L’Office fédéral de l’environnement s’intéresse d’ailleurs moins au taux de recyclage relativement bas qu’aux mesures qu’on pourrait prendre dans les premières étapes du cycle de vie des produits. Une conception plus écologique des emballages faciliterait la récupération et la réutilisation des plastiques de qualité, relève Elisabeth Maret.
La Chine n’en veut plus
L’an dernier, les pays européens ont encore exporté à l’étranger un sixième de leurs déchets plastiques – principalement en Chine. Mais ce pays a interdit leur importation dès le 1er janvier 2018 pour lutter contre la pollution sur son territoire.
Les conséquences se font déjà sentir, dit Markus Tonner de l’entreprise suisse InnoRecyclingLien externe. Cette société vend des sacs pour la collecte des plastiques, les rassemble et en trie le contenu. Elle récupère les meilleurs plastiques pour produire des granulés qui à leur tour sont utilisés pour des matériaux destinés au bâtiment ou d’autres produits.
Alors que les prix ont chuté pour les déchets de basse qualité tels que la pellicule de polyéthylène, les granulés de haute qualité se vendent bien – également aux Chinois. «Nous sommes très très satisfaits du marché des granulés. Nous sommes depuis 18 ans dans ce commerce et la demande n’a jamais été aussi bonne», dit Markus Tonner. Il relève que la décision de la Chine de ne plus accepter les déchets plastiques étrangers contraint l’Europe à repenser sa manière de les gérer.
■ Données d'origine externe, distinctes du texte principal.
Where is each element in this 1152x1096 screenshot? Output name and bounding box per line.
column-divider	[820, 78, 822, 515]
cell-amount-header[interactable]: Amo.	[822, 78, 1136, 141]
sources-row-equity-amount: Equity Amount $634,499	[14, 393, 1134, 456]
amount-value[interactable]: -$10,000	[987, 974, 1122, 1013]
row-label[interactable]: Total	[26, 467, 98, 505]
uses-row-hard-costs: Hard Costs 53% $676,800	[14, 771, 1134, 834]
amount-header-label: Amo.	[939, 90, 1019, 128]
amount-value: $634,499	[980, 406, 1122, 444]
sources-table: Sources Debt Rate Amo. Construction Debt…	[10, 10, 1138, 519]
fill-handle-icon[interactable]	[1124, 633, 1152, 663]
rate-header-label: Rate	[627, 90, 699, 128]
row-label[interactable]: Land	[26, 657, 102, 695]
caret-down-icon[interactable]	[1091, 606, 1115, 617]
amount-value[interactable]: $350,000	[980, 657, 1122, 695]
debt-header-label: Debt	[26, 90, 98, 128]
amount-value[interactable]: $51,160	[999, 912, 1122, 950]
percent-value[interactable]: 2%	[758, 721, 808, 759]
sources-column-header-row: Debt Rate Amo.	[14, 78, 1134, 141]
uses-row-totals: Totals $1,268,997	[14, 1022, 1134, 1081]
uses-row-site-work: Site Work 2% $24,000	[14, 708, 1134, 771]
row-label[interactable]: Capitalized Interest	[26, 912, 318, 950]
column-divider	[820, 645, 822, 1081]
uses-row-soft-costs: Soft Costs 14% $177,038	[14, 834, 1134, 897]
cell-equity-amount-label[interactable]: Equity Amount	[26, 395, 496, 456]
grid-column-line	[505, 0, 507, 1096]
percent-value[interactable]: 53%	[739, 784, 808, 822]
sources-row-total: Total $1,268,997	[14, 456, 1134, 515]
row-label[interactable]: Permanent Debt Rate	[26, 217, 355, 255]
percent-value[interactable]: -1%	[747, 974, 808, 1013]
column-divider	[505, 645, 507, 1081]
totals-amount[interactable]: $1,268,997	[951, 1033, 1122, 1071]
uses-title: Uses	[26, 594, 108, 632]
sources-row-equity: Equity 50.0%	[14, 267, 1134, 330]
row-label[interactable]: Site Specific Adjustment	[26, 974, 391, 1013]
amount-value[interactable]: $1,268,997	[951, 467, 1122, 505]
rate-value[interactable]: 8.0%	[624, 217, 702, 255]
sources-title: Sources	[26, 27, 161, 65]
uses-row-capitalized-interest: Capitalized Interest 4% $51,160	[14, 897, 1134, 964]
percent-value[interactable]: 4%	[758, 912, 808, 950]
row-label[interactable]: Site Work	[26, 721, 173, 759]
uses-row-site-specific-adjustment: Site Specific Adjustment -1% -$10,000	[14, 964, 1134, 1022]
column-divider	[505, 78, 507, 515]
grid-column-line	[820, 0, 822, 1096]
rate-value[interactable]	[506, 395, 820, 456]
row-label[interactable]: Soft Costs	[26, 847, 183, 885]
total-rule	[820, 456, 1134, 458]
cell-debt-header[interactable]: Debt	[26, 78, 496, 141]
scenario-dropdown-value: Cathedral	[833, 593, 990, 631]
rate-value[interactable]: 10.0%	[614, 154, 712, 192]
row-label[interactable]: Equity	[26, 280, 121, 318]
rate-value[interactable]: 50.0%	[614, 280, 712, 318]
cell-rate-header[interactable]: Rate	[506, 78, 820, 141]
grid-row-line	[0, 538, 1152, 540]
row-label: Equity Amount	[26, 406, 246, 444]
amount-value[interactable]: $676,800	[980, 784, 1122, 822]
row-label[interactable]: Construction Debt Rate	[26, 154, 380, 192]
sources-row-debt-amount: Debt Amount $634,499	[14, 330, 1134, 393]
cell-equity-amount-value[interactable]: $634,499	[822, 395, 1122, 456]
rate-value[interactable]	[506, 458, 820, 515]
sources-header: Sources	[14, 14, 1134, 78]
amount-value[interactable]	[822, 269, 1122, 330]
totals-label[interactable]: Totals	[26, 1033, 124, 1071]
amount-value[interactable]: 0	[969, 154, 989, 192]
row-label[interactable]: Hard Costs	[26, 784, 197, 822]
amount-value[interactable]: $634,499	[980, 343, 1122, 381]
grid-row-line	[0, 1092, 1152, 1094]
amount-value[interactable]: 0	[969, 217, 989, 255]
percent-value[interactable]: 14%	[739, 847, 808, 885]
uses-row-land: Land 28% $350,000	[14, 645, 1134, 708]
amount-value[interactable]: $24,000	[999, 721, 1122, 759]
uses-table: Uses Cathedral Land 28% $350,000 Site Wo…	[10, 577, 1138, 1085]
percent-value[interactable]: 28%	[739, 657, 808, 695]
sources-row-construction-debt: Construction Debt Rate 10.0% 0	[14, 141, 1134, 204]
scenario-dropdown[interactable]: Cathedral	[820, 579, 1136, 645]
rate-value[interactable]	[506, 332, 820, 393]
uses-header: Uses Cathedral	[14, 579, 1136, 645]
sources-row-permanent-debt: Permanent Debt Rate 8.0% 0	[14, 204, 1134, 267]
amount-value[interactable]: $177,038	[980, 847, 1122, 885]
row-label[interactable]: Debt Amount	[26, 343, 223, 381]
«Il s’agit d’un développement très positif. Les centres de tri doivent maintenant faire un meilleur travail et se concentrer sur la qualité plutôt que sur la quantité», dit-il. C’est moins favorable aux entreprises qui collectent et trient les déchets plastiques, ce «qui ne rapporte rien» maintenant qu’il est plus difficile de se débarrasser des matériaux de moindre qualité. Il pourrait en outre être nécessaire d’améliorer les équipements et la formation pour accroître les ventes.
Markus Tonner est cependant convaincu que les choses vont s’équilibrer puisque la demande en plastiques recyclables de bonne qualité augmente. Selon lui, les opportunités dans ce secteur devraient s’accroître en Suisse.
Le recyclage du plastique a du potentiel
Actuellement, les Suisses collectent 80’000 tonnes de plastique pour le recyclage – il s’agit essentiellement des bouteilles à boisson en PETLien externe, mais également d’autres bouteilles ou récipients de bonne qualité pour le lait, le shampooing ou encore les détergents. En théorie, la Suisse pourrait recycler 112’000 tonnes supplémentaires de plastique par an. Autrement dit, chacun en Suisse pourrait collecter et recycler 14 kilos de plastique de plus par an. Mais il n’y a pas de système à l’échelle du pays et peu d’usines de recyclage.
Les consommateurs ont cependant montré qu’ils souhaitent vraiment contribuer à une économie circulaire, ce dont témoigne le taux de recyclage des bouteilles en PET qui atteint 83%. La campagne nationale sur le PET a débuté en 1990 et il existe aujourd’hui plus de 50’000 points de collecte pour ces bouteilles dans le pays. En outre, poussées par les consommateurs désireux de ne pas seulement recycler le PET et les bouteilles de lait, les grandes surfaces suisses ont commencé il y a cinq ans à reprendre tous les types de bouteilles en plastique.